What has worked but is not acceptable because it doesn't use scoped_session:
engine.execute(...)
I'm looking for how to execute raw SQL with a scoped_session (dbsession() in my code)
Here is my SQLAlchemy setup (models/__init__.py)
def dbsession():
assert (_dbsession is not None)
return _dbsession
def init_engines(settings, _testing_workarounds=False):
import zope.sqlalchemy
extension = zope.sqlalchemy.ZopeTransactionExtension()
global _dbsession
_dbsession = scoped_session(
sessionmaker(
autoflush=True,
expire_on_commit=False,
extension=extension,
)
)
engine = engine_from_config(settings, 'sqlalchemy.')
_dbsession.configure(bind=engine)
Here is a python script I wrote to isolate the problem. It resembles the real-world environment of where the problem occurs. All I want is to make the below script insert the data into the DB:
# -*- coding: utf-8 -*-
import sys
import transaction
from pyramid.paster import setup_logging, get_appsettings
from sc.models import init_engines, dbsession
from sqlalchemy.sql.expression import text
def __main__():
if len(sys.argv) < 2:
raise RuntimeError()
config_uri = sys.argv[1]
setup_logging(config_uri)
aa = init_engines(get_appsettings(config_uri))
session = dbsession()
session.execute(text("""INSERT INTO
operations (description, generated_description)
VALUES ('hello2', 'world');"""))
print list(session.execute("""SELECT * from operations""").fetchall()) # prints inserted data
transaction.commit()
print list(session.execute("""SELECT * from operations""").fetchall()) # doesn't print inserted data
if __name__ == '__main__':
__main__()
What is interesting, if I do:
session = dbsession()
session.execute(text("""INSERT INTO
operations (description, generated_description)
VALUES ('hello2', 'world');"""))
op = Operation(generated_description='aa', description='oo')
session.add(op)
then the first print outputs the raw SQL inserted row ('hello2' 'world'), and the second print prints both rows, and in fact both rows are inserted into the DB.
I cannot comprehend why using an ORM insert alongside raw SQL "fixes" it.
I really need to be able to call execute() on a scoped_session to insert data into the DB using raw SQL. Any advice?
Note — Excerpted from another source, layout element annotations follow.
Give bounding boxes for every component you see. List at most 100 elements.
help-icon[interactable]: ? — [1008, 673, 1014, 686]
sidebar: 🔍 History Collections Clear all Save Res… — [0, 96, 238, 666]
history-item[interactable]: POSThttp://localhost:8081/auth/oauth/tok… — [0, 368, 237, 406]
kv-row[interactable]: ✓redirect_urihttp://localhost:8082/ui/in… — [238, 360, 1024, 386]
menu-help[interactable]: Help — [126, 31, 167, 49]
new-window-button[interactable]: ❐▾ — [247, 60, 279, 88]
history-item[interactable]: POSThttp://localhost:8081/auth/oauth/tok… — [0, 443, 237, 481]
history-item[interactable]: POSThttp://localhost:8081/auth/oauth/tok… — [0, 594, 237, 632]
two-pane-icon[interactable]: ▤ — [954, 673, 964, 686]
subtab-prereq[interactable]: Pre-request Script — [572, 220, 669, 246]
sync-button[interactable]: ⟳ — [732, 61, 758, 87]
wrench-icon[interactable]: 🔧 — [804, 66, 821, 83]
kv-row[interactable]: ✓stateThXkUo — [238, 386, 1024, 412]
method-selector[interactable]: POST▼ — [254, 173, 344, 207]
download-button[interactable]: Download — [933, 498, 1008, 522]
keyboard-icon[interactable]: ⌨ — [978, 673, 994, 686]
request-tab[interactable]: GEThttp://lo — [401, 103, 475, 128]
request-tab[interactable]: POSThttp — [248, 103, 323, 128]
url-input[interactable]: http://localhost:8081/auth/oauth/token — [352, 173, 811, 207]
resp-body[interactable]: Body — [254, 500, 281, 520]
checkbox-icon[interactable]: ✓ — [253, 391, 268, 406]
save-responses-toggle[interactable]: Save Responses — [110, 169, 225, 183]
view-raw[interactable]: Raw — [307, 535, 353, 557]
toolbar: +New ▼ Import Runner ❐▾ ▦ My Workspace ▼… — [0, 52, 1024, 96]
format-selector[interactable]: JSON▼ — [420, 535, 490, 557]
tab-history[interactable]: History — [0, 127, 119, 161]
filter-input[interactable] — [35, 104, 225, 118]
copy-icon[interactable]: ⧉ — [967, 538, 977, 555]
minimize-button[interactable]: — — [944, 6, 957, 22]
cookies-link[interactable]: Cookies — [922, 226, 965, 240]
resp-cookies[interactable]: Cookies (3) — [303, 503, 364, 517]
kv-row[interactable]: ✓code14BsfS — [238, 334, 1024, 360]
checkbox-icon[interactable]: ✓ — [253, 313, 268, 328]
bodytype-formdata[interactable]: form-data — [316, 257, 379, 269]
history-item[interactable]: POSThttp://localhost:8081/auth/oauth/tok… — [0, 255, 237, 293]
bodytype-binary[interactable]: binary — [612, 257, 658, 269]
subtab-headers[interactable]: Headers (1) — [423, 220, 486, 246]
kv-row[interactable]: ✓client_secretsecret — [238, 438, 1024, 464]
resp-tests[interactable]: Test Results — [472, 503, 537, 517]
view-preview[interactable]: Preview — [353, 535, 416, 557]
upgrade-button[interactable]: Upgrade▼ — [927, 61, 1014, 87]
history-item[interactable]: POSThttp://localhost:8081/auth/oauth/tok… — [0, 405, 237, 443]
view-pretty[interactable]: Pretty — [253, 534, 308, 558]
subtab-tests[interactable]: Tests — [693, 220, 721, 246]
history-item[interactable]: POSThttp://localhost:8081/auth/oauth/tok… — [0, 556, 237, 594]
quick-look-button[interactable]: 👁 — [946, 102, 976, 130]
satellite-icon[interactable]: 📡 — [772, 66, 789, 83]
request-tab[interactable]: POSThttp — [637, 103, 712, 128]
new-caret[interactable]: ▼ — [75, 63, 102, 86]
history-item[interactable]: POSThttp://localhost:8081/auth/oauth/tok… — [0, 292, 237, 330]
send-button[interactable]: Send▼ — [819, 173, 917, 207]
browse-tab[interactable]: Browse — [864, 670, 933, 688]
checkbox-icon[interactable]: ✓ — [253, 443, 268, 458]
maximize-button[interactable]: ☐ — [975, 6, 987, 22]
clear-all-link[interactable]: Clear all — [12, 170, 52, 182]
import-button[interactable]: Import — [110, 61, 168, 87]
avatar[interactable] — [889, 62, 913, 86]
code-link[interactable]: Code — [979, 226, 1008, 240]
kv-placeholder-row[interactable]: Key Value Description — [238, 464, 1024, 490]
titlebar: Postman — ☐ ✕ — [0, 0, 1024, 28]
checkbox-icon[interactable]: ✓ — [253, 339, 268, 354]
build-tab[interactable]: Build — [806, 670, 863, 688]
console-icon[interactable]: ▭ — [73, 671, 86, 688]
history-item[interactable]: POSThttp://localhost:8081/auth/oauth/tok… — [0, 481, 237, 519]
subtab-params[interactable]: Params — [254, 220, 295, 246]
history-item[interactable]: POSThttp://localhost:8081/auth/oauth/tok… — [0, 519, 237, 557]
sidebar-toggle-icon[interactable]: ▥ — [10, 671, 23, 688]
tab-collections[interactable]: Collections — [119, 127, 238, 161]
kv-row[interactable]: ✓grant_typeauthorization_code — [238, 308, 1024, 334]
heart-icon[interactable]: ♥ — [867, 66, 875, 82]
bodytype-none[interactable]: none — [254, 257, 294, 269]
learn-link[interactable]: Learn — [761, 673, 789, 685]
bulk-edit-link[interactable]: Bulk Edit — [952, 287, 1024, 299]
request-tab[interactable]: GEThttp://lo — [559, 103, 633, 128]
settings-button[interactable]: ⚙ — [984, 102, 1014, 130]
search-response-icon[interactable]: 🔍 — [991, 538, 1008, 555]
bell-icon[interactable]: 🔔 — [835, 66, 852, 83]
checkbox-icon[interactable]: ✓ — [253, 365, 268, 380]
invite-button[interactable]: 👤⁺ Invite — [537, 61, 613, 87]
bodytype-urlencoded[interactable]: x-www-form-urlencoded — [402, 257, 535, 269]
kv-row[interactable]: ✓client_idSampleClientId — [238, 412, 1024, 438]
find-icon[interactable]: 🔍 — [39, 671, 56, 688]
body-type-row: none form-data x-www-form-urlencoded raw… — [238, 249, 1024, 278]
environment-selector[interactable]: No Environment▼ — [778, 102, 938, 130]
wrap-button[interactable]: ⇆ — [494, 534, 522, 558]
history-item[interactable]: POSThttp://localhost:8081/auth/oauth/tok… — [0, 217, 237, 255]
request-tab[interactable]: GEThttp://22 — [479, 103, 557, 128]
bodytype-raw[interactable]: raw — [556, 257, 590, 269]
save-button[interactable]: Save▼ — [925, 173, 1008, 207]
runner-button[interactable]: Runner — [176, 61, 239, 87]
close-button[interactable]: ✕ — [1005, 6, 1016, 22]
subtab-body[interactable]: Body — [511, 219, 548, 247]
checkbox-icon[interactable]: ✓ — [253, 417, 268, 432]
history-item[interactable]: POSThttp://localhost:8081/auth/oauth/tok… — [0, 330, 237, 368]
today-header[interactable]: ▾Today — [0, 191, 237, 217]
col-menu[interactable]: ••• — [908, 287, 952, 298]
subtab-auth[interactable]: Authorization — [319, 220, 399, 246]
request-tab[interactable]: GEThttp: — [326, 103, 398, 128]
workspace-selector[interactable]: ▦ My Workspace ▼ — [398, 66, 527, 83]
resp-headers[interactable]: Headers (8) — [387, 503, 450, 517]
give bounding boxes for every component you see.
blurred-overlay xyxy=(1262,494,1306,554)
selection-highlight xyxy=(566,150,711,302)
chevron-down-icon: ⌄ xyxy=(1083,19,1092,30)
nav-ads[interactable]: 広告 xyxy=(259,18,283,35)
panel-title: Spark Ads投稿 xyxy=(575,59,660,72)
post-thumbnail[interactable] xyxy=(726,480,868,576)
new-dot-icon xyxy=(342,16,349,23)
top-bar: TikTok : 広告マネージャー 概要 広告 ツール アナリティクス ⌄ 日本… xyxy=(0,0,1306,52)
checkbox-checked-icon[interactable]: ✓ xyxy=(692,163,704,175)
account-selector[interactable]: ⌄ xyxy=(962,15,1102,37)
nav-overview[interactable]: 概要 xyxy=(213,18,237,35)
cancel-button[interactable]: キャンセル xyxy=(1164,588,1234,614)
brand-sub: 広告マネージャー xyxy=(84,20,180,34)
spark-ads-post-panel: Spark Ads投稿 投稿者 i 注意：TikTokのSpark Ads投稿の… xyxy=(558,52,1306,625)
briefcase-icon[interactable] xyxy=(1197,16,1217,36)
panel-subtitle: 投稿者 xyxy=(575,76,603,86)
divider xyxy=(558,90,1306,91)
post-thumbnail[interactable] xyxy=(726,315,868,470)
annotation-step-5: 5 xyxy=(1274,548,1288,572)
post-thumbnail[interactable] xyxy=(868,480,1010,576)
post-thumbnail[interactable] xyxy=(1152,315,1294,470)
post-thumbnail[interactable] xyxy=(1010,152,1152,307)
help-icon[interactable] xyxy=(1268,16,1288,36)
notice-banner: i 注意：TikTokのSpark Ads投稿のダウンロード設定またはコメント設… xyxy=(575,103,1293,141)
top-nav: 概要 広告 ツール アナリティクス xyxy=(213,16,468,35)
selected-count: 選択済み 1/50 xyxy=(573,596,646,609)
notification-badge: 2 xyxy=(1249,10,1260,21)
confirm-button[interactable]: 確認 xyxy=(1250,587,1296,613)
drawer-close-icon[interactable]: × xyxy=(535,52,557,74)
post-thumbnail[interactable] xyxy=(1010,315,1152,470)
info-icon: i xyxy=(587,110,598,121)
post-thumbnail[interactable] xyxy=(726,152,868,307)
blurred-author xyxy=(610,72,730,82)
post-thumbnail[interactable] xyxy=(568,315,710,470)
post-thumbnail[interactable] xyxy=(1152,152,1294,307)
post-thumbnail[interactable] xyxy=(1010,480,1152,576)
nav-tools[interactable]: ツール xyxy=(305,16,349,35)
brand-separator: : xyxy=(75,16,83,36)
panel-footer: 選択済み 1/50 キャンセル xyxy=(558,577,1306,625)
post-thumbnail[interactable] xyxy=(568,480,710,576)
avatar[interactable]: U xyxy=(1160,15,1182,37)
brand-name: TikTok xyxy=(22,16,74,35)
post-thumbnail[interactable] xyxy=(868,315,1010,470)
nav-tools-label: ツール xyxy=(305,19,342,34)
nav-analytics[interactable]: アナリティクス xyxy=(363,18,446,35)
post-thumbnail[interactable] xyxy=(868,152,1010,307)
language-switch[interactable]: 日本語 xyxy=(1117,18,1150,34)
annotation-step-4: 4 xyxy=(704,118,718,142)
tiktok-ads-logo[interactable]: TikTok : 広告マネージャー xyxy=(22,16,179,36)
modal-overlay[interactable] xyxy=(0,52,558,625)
It has been a while since I mixed raw sql with sqlalchemy, but whenever you mix them, you need to be aware of what happens behind the scenes with the ORM. First, check the autocommit flag. If the zope transaction is not configured correctly, the ORM insert might be triggering a commit.
Actually, after looking at the zope docs, it seems manual execute statements need an extra step. From their readme:
By default, zope.sqlalchemy puts sessions in an 'active' state when they are
first used. ORM write operations automatically move the session into a
'changed' state. This avoids unnecessary database commits. Sometimes it
is necessary to interact with the database directly through SQL. It is not
possible to guess whether such an operation is a read or a write. Therefore we
must manually mark the session as changed when manual SQL statements write
to the DB.
>>> session = Session()
>>> conn = session.connection()
>>> users = Base.metadata.tables['test_users']
>>> conn.execute(users.update(users.c.name=='bob'), name='ben')
<sqlalchemy.engine...ResultProxy object at ...>
>>> from zope.sqlalchemy import mark_changed
>>> mark_changed(session)
>>> transaction.commit()
>>> session = Session()
>>> str(session.query(User).all()[0].name)
'ben'
>>> transaction.abort()
It seems you aren't doing that, and so the transaction.commit does nothing.